"Bafômetro" pode detectar tuberculose e câncer de pulmão

"Bafômetro" pode detectar tuberculose e câncer de pulmão

Atualizado: Terça-feira, 8 Novembro de 2011 as 12

Pesquisadores indianos dizem que um aparelho similar aos bafômetros pode detectar de forma imediata a tuberculose e até o câncer de pulmão. Isso seria possível já nos próximos anos.

Apelidado de "nariz eletrônico", o aparelho está sendo desenvolvido por um grupo de pesquisadores indianos, que receberam nesta segunda-feira, em Nova Déli, quase R$ 1,75 milhão (US$ 1 milhão) da Grand Challenges Canada (GCC) e da Fundação Bill e Melissa Gates.

Essa quantia irá subsidiar o desenvolvimento de um protótipo da invenção. O pesquisador indiano Ranjan Nanda diz que “o nariz eletrônico proporcionará um método não invasivo e fácil de ser utilizado”.

– Ele poderá diagnosticar a tuberculose sem necessidade de múltiplas visitas às clínicas. E será um método acessível para os pacientes de países nos quais a tuberculose é endêmica.

O aparelho, que estaria pronto a partir de outubro de 2013 para sua produção em massa, também seria útil para detectar outras doenças pulmonares, como o câncer de pulmão.

– O que é mais importante no nariz eletrônico é que, com uma pequena modificação no sensor, também podemos utilizá-lo para detectar outras doenças pulmonares, como o câncer de pulmão.

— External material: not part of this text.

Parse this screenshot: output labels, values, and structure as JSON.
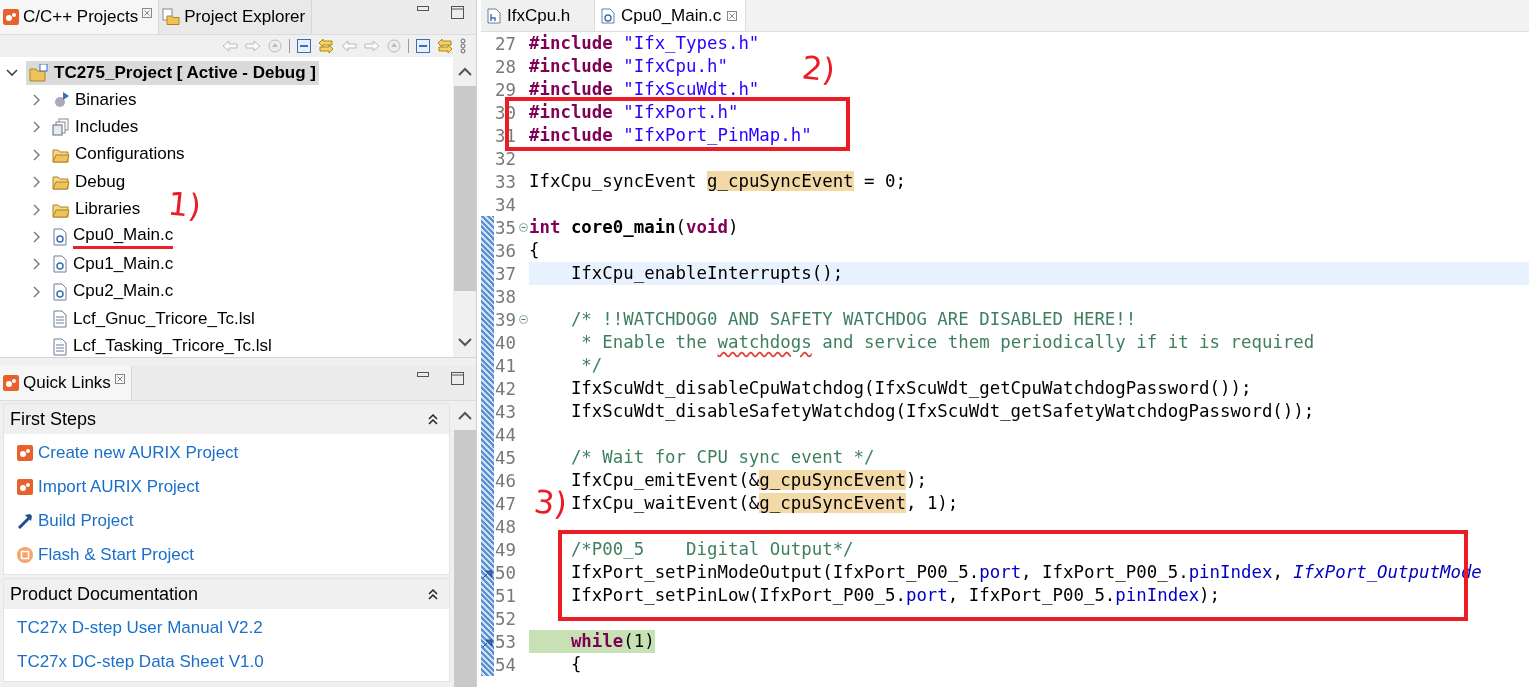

O presidente da Grand Challenges Canada, o médico Peter Singer, diz que, se o aparelho for utilizado apenas para a detecção de tuberculose, seu impacto nos países em desenvolvimento será enorme.

– É uma ideia genial de muito baixo custo. A tuberculose é um grande problema, que resulta na morte de 1,7 milhões de pessoas no mundo todo, principalmente em países em desenvolvimento. Depois da Aids, essa é a doença mortal infecciosa mais grave que existe.

A tuberculose foi praticamente erradicada nos países desenvolvidos, porém ainda está presente na África Subsaariana, em regiões da Ásia e na América Latina. O nariz eletrônico faria com que a doença fosse detectada mais rápido, permitindo que o tratamento fosse iniciado mais cedo, fato que poderia salvar 400 mil vidas por ano, segundo os dados da GCC, uma instituição financiada pelo governo canadense.

O aparelho desenvolvido por Nanda e sua equipe está baseado na existência de um grupo determinado de moléculas nas pessoas infectadas com tuberculose, uma doença causada por vários tipos de microbactérias, que podem ser por meio da respiração e da saliva.

Nanda explica que as pessoas infectadas com tuberculose possuem uma série de moléculas especificas.

– Quando uma pessoa sopra no aparelho, as moléculas, os biomarcadores específicos à tuberculose, interagem com o sensor.

A equipe indiana do Centro para Engenharia Genética e Biotecnologia de Nova Deli, dirigido por Nanda e Virander Chauhan, foi o primeiro a identificar essas moléculas características da tuberculose pulmonar, o que permitiu o desenvolvimento do aparelho.

A ideia da equipe de Nanda não é nova. Há poucos meses, a multinacional alemã Siemmens anunciou que desenvolveu um aparelho similar para detectar moléculas de óxido nítrico que alertam sobre ataques de asma.

Mas isso, ao contrário do que se imaginaria, deixou o médico otimista em relação à própria sua pesquisa.

– A técnica foi provada com sucesso em outras doenças pulmonares e temos bastante esperança de que a tuberculose também possa ser identificada com esses marcadores. E se a descoberta provar que funciona com a tuberculose, definitivamente também poderá ser aplicada para identificar o câncer de pulmão.